A pre-trial conference for Oden's case is scheduled for Sept. 19. He is charged with what is classified as a Level 5 felony. A.J. Deer, a spokesman for the Marion County prosecutor's office, said Indiana cases that fall under that felony distinction are not typically considered for pre-trial diversion alternatives to avoid prosecution. Oden's defense lawyer has declined interview requests until the case is resolved.
The NBA and the league's players union are monitoring Oden's case, though one league executive said the severity of the charges against Oden creates significant doubt for now about his prospects to sign with a team.
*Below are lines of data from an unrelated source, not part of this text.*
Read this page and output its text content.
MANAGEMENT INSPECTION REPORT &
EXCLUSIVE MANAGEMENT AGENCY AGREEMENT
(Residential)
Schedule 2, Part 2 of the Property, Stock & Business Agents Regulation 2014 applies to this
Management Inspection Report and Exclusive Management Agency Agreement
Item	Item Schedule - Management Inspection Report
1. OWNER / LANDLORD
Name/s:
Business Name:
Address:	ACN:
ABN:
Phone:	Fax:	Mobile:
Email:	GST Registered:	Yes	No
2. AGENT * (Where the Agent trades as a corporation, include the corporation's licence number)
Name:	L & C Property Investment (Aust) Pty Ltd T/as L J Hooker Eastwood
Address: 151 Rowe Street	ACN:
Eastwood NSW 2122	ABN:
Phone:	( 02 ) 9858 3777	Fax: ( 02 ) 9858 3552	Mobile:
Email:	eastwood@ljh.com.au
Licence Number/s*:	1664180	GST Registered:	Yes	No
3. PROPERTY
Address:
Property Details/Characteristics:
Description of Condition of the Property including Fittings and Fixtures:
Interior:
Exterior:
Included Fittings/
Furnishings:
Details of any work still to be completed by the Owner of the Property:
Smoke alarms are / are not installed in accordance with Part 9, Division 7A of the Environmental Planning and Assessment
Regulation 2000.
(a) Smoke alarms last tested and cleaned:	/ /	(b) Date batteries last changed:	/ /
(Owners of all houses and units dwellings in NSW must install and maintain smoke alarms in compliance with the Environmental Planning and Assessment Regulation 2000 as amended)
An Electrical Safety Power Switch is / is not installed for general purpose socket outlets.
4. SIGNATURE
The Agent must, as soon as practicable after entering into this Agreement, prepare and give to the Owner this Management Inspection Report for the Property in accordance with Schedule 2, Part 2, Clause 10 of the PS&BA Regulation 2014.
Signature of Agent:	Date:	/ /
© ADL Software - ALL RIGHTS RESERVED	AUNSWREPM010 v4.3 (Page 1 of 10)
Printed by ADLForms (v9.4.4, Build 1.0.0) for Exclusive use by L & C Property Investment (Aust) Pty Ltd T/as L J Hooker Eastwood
The Heat have not responded to requests seeking comment about Oden since the arrest. A week before the incident, Riley would not rule out an Oden return.
"We talked about it, and we know him physically better than anybody else would," the team president said during a July 30 conference call about the Heat's offseason plans. "Next year, we would raise the protocol on him and see if he would have a different approach. I've seen him play in practices and I've seen him play in games, and you just don't walk away from that kind of talent."
Executives with two teams Oden saw playing time against last season both said they believe the center, in the right system, could build on his initial steps with the Heat.
Conley Sr. said Oden continues to work out but is not focused on his career at the moment. He would not say if any teams have called to inquire about Oden in the weeks since the arrest.
"He doesn't want to talk about basketball or anything outside of basketball right now," said Conley Sr., who coached his son, Memphis Grizzlies point guard Mike Conley Jr., and Oden during their prep days as AAU teammates. "He never stopped working out. That's not even the issue right now. But he's not even thinking about basketball."
The player might never pan out, but there's still plenty of developmental potential in the person.
"I pray and hope that he will be able to rehab himself back mentally and physically strong enough to get another chance," McMillan said. "I've told him I'm pulling for him. I just hope that he'll be able to show something in the end."